Entre ser médico y santo, Ruy Pérez Tamayo, eligió ser médico, porque el médico “sí trabaja” y debe prepararse, estudiar, explorar objetivamente los padecimientos humanos. Esa fue una de las estruendosas afirmaciones que le escuché decir en una reciente tarde en su visita a Morelia al autor de La etiología del cáncer. Los milagros no curan, entendí. Los santos no existen, me quedó muy claro. Y a lo que Ruy le apostó en su vida, fue a las certezas y verdades objetivas que la ciencia siempre ha buscado. Su inteligente sugerencia, tiene un trasfondo con todo un alegato que en otros momentos, se ha discutido sobre los medicamentos y tratamientos “milagro” que ha explotado los bolsillos, a nombre de la ignorancia y avalada conscientemente, por las diversas autoridades religiosas.
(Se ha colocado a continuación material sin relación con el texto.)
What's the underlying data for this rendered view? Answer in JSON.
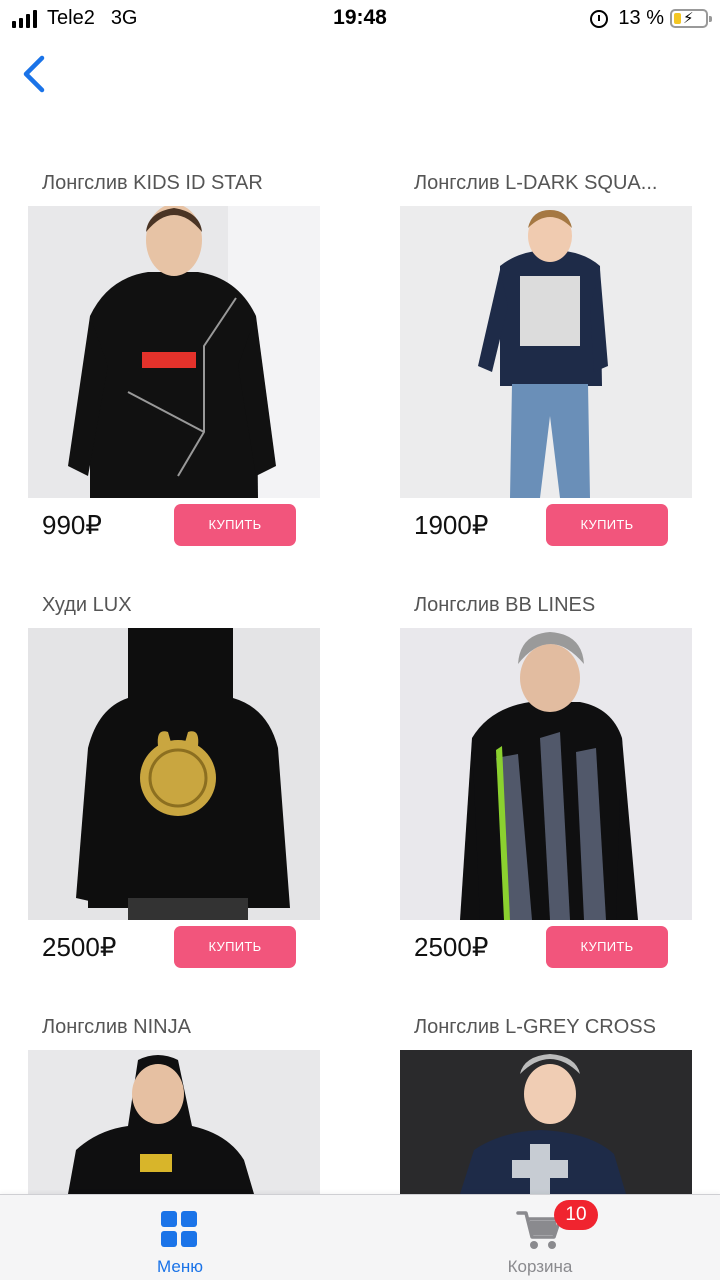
{
  "status_bar": {
    "carrier": "Tele2",
    "network": "3G",
    "time": "19:48",
    "battery": "13 %"
  },
  "products": [
    {
      "title": "Лонгслив KIDS ID STAR",
      "price": "990₽",
      "buy_label": "КУПИТЬ"
    },
    {
      "title": "Лонгслив L-DARK SQUA...",
      "price": "1900₽",
      "buy_label": "КУПИТЬ"
    },
    {
      "title": "Худи LUX",
      "price": "2500₽",
      "buy_label": "КУПИТЬ"
    },
    {
      "title": "Лонгслив BB LINES",
      "price": "2500₽",
      "buy_label": "КУПИТЬ"
    },
    {
      "title": "Лонгслив NINJA",
      "price": "",
      "buy_label": ""
    },
    {
      "title": "Лонгслив L-GREY CROSS",
      "price": "",
      "buy_label": ""
    }
  ],
  "tab_bar": {
    "menu_label": "Меню",
    "cart_label": "Корзина",
    "cart_badge": "10"
  },
  "colors": {
    "accent": "#1a73e8",
    "buy_button": "#f2557c",
    "badge": "#f0242f"
  }
}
Y esta vez Ruy, desde su brevísima aseveración, dejó en clara la diferencia entre el médico y el santo, como una lápida que cae con el concreto de la verdad seca, dura e irrefutable.
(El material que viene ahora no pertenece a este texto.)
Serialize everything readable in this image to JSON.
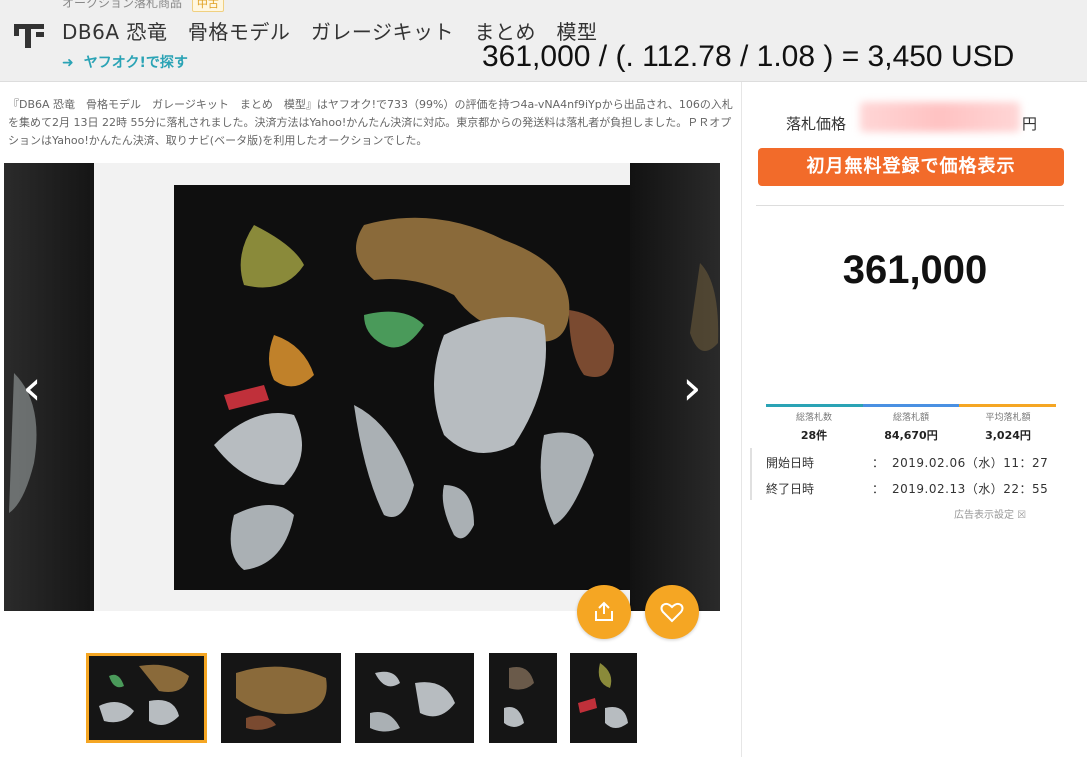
{
  "header": {
    "breadcrumb": "オークション落札商品",
    "badge": "中古",
    "title": "DB6A 恐竜　骨格モデル　ガレージキット　まとめ　模型",
    "search_link": "ヤフオク!で探す",
    "formula": "361,000 / (. 112.78 / 1.08 ) = 3,450 USD"
  },
  "description": "『DB6A 恐竜　骨格モデル　ガレージキット　まとめ　模型』はヤフオク!で733（99%）の評価を持つ4a-vNA4nf9iYpから出品され、106の入札を集めて2月 13日 22時 55分に落札されました。決済方法はYahoo!かんたん決済に対応。東京都からの発送料は落札者が負担しました。ＰＲオプションはYahoo!かんたん決済、取りナビ(ベータ版)を利用したオークションでした。",
  "gallery": {
    "prev_icon": "‹",
    "next_icon": "›",
    "share_icon": "share-icon",
    "like_icon": "heart-icon"
  },
  "price_panel": {
    "price_label": "落札価格",
    "yen": "円",
    "register_button": "初月無料登録で価格表示",
    "big_price": "361,000"
  },
  "stats": [
    {
      "label": "総落札数",
      "value": "28件"
    },
    {
      "label": "総落札額",
      "value": "84,670円"
    },
    {
      "label": "平均落札額",
      "value": "3,024円"
    }
  ],
  "dates": [
    {
      "label": "開始日時",
      "value": "2019.02.06（水）11：27"
    },
    {
      "label": "終了日時",
      "value": "2019.02.13（水）22：55"
    }
  ],
  "ad_note": "広告表示設定 ☒",
  "colors": {
    "accent": "#f5a623",
    "register": "#f26b2a",
    "link": "#2aa3b5",
    "bar_teal": "#2aa3b5",
    "bar_blue": "#4a90e2",
    "bar_orange": "#f5a623"
  }
}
Desde su gran experiencia, Ruy ofreció a un público nutrido de estudiantes de Ciencias médicas y Medicina, en la sala audiovisual del Conservatorio de Las Rosas, e invitado por el Seminario de Cultura Mexicana (Corresponsalía Morelia), una espléndida charla. Divertida y puntillosa, su habilísima expresión y su claridad de pensamiento, mucho me recordó otras de sus charlas, en las que he estado con el científico, en mesas de comida o café y sobre todo, el magnifico humor con el que hace dos años nos encontramos en una comida conmemorativa de La Voz de Michoacán. La sabiduría y la autoridad con la que asegura aquello, en lo que cree y en lo que ha cifrado su trabajo y sus pasiones, me daba la impresión de estar frente a un hombre que podía entender de verdad, la vida humana por dentro y a fondo. Y recordé también, que a principios de los años noventa –gracias a la intervención de mi amiga Alexandra Sapovalova–, le hice a Ruy, una entrevista que nunca publiqué (y tal vez guardo), en la que conversamos sobre su cercanía con la literatura y las artes, y muy claro recuerdo que hablamos de algunos dramaturgos ingleses, de los novelistas del siglo XIX, de los poetas románticos que fueron de su interés como lector que ha sido. Me habló de lo importante que son las artes para el desarrollo humano. Su aprecio por la pintura y su coincidente gusto por José Clemente Orozco, que según me dijo, estaba entre los mayores de la plástica mexicana, la recuerdo con la misma alegría de creer aún que Orozco es el mejor. Me acuerdo de aquella charla en la que durante el desayuno, hizo un recorrido sobre las obras de teatro, las novelas y los poetas ingleses que había leído y amaba. No olvido la emoción y el entusiasmo cuando me habló de Shakespeare. Tampoco he olvidado el brillo de sus ojos al hablar de la música, que es otra de sus pasiones y el extenso recuento que me hizo de los autores que admiraba.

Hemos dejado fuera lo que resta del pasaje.